Parallel fuzzy cellular automata for data-driven simulation of wildfire spreading

Cellular Automata (CA) have been introduced many decades ago as one of the most efficient parallel computational models able to simulate various physical processes and systems where the interactions are local. In this paper, we are trying to advance the application of CA in modeling wildfires by accounting for the fuzziness intrinsic to the numerous environmental variables and mechanisms engaged with the emergence of the phenomenon itself. The proposed Fuzzy CA (FCA) model adopts a data-driven approach, based on evolutionary optimization, which allows incorporating knowledge from real wildfires in order to enhance its accuracy. The main difficulty for doing so arrives from the computational complexity of the proposed framework and the burden of computational resources needed for its application, which would prevent the real-time prediction of fire spread scenarios.
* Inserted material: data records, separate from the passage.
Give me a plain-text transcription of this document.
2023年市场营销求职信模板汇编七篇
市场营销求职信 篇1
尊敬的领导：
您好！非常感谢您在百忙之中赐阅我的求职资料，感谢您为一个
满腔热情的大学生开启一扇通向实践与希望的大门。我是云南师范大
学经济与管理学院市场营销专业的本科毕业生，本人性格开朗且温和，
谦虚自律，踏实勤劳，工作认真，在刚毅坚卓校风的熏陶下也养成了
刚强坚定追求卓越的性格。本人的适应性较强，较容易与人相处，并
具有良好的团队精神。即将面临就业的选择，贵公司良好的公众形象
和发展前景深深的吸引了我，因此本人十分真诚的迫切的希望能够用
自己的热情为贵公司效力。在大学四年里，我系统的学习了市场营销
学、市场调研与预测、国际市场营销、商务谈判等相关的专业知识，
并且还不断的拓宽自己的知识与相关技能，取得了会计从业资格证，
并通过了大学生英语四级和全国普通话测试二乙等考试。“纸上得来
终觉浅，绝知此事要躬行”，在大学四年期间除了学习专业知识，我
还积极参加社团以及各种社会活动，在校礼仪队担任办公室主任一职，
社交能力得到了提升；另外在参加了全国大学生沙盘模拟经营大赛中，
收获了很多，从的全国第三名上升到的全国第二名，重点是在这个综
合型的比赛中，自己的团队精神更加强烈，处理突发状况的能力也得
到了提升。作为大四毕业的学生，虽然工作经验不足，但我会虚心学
In order to tackle the aforementioned difficulties, we propose model's fully parallel implementations in Graphical Processing Units (GPUs) and Field Programmable Gate Arrays (FPGAs) hardware. In the article, we first investigate the speedup achieved by the developed parallel implementations. Then, we present and discuss two applications to heterogeneous landscapes through comparisons with observed wildfires. Moreover, we compare the proposed framework with two different modelling approaches and results found are really promising.